READ IN Week storytellers help schoolkids see university in their future
UAlberta student volunteers inspire a lifelong love of learning.
By BEV BETKOWSKI
For Edmonton’s annual READ IN Week, University of Alberta graduate student Michal-Joan Jenkinson will crack the books and spread her love of reading to the next generation.
She’ll tuck a pair of Canadian children’s stories under her arm and have the same fun as last year—the first time she read to students at an Edmonton school. Unsure of how it would go in a classroom full of squirming kids, she knew it was a hit by the reaction she got.
“There was always at least one kid in class who started by sitting back and by the end of the story, there they are, leaning forward,” she said.
Jenkinson is one of many students from the Faculty of Graduate Studies and Research (FGSR) who takes time to read to local schoolkids during the week-long literacy event, which runs Oct. 3-7. Through its community volunteer program, READ IN Week has over the last 14 years placed 1,164 volunteer storytellers who have read to more than 53,000 children in English, Farsi, French, German, Italian, Mandarin, Russian, Spanish and Ukrainian, in 516 school visits.
Overall in the same time period, the U of A community has volunteered between 8,000 and 10,000 readers including students, faculty and staff, said Renee Polziehn, professional development and community volunteer director for FGSR.
With its focus on literacy, READ IN Week showcases the U of A for youngsters in a way that makes post-secondary understandable and attainable, she added.
“For kids to imagine they could take their entire school and fit it into one university class is an unbelievable thought for them, but to also know their class is sometimes the same size is a way they can relate to the U of A. And then they see university as a possibility for their future.
“One of the school kids said to me one year, ‘Why do all these important people come and read to us?’ I think it shows what role models our own students are for them,” said Polziehn, who hopes to place about 100 volunteers in schools this year.
“I love giving them a new experience,” said Jenkinson, a master’s student in speech language pathology. “As grad students, we have specialized expertise and when you take that into a classroom, you give kids alternate pictures of who they can be.”
READ IN Week started 27 years ago in Edmonton by a local schoolteacher, partner school districts, libraries, literacy groups, universities and media partners for a campaign that sees volunteers of all kinds visiting classrooms to read storybooks.
As a leader in learning, the U of A has a commitment to sharing that experience with the larger community, said Randy Wimmer, dean of the Faculty of Education.

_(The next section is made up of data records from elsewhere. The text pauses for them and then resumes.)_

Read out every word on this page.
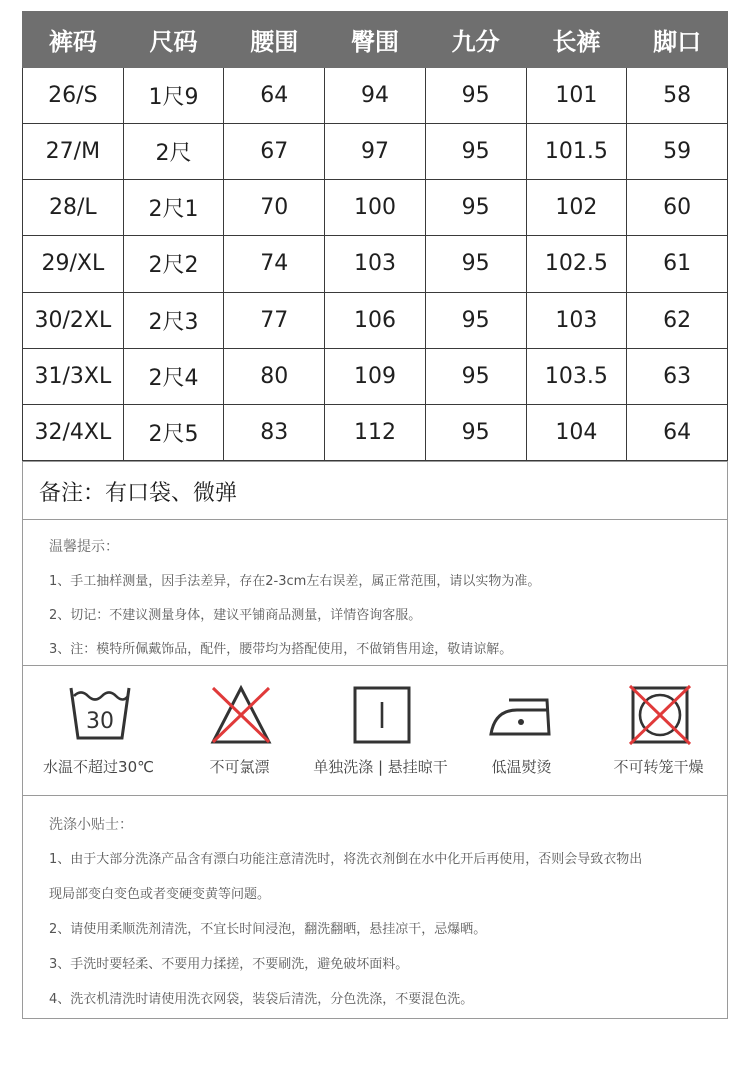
裤码	尺码	腰围	臀围	九分	长裤	脚口
26/S	1尺9	64	94	95	101	58
27/M	2尺	67	97	95	101.5	59
28/L	2尺1	70	100	95	102	60
29/XL	2尺2	74	103	95	102.5	61
30/2XL	2尺3	77	106	95	103	62
31/3XL	2尺4	80	109	95	103.5	63
32/4XL	2尺5	83	112	95	104	64
备注：有口袋、微弹
温馨提示：
1、手工抽样测量，因手法差异，存在2-3cm左右误差，属正常范围，请以实物为准。
2、切记：不建议测量身体，建议平铺商品测量，详情咨询客服。
3、注：模特所佩戴饰品，配件，腰带均为搭配使用，不做销售用途，敬请谅解。
30
水温不超过30℃	不可氯漂	单独洗涤 | 悬挂晾干	低温熨烫	不可转笼干燥
洗涤小贴士：
1、由于大部分洗涤产品含有漂白功能注意清洗时，将洗衣剂倒在水中化开后再使用，否则会导致衣物出
现局部变白变色或者变硬变黄等问题。
2、请使用柔顺洗剂清洗，不宜长时间浸泡，翻洗翻晒，悬挂凉干，忌爆晒。
3、手洗时要轻柔、不要用力揉搓，不要刷洗，避免破坏面料。
4、洗衣机清洗时请使用洗衣网袋，装袋后清洗，分色洗涤，不要混色洗。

“Literacy involves the entire community and READ IN Week for the university further provides an opportunity for us to not only be individual role models, but also to provide a learning space for our diverse communities, to collectively inspire a lifelong love of learning for children and youth, second-language learners and adults.”
This year’s event kicks off at the U of A in Convocation Hall Oct. 3 with a celebration featuring performances from Indigenous dancers and drummers, and a reading by an Elder from Nokum Is My Teacher, reflecting this year’s READ IN theme: One World, Many Voices.
The book, penned by Métis writer David Bouchard and illustrated by Indigenous artist Allen Sapp, comes with a CD in both English and Cree. It tells the story of a boy and his Nokum (grandmother) and how reading can help him span both worlds.
The gentle story celebrates the idea of diversity, said Wimmer, who will be introducing the reading.
“The theme encourages readers as learners to listen to and tell stories in diverse ways,” he said.
“It shows everyone that different stories are equally important,” Polziehn added. “It’s a beautiful story and it doesn’t matter where you come from, you will relate to its wisdom.”